Correct me if I'm off base but these things (protein folding and drug discovery) both existed before AI, no?

The implication of your comment seemed to be that this was going to be so much more than replacing people. But I fail to see how any of the items you listed are anything other than that.

These things have always been possible. Just slow and limited by labor. Which is the primary and novel "unlock" of AI.
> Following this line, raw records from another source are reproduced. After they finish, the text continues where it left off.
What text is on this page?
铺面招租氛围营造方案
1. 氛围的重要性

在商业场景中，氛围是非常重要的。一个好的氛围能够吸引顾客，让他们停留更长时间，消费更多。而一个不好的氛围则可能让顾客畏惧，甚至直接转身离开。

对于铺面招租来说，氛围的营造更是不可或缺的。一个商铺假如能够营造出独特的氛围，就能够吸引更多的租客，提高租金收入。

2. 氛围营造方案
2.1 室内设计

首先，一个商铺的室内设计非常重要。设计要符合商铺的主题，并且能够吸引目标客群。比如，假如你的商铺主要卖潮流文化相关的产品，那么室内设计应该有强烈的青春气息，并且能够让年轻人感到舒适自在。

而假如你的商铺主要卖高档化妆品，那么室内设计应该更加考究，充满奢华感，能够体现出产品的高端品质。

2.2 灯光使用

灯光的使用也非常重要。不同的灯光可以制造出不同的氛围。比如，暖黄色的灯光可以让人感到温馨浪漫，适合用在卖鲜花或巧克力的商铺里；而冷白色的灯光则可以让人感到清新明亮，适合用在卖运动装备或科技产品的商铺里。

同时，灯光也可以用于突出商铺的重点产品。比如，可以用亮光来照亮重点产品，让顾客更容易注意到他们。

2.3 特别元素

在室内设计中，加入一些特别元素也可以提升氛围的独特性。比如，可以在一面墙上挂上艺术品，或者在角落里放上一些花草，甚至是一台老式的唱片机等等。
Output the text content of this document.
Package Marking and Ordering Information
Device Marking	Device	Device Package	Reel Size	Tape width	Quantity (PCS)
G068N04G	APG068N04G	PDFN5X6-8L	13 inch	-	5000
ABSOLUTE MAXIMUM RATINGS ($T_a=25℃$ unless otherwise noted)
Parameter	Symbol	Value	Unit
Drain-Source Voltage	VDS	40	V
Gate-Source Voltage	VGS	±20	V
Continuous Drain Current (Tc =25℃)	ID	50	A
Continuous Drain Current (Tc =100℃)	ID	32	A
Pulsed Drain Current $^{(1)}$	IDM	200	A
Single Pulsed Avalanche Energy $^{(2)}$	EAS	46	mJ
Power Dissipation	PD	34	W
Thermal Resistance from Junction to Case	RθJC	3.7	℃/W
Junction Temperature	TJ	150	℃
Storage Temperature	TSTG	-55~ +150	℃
You can argue it's a good thing, and in many areas I'd probably agree. I'm directly responding to your skepticism and implied absurdity that replacement is the main unlock here. It absolutely is.

> Correct me if I'm off base but these things (protein folding and drug discovery) both existed before AI, no?

Yes, you are off-base.

Solutions to the protein folding problem existed before, but not in the way you are implying.

Fair enough. I appreciate the correction.

I do still believe the main value proposition is large scale replacement and am unconvinced that most people driving AI adoption have these other more noble pursuits in mind with respect to AI.

But I will absolutely stand corrected here and if our dystopian future includes some genuinely useful medicinal advancements then maybe that will make the medicine (heh) go down easier.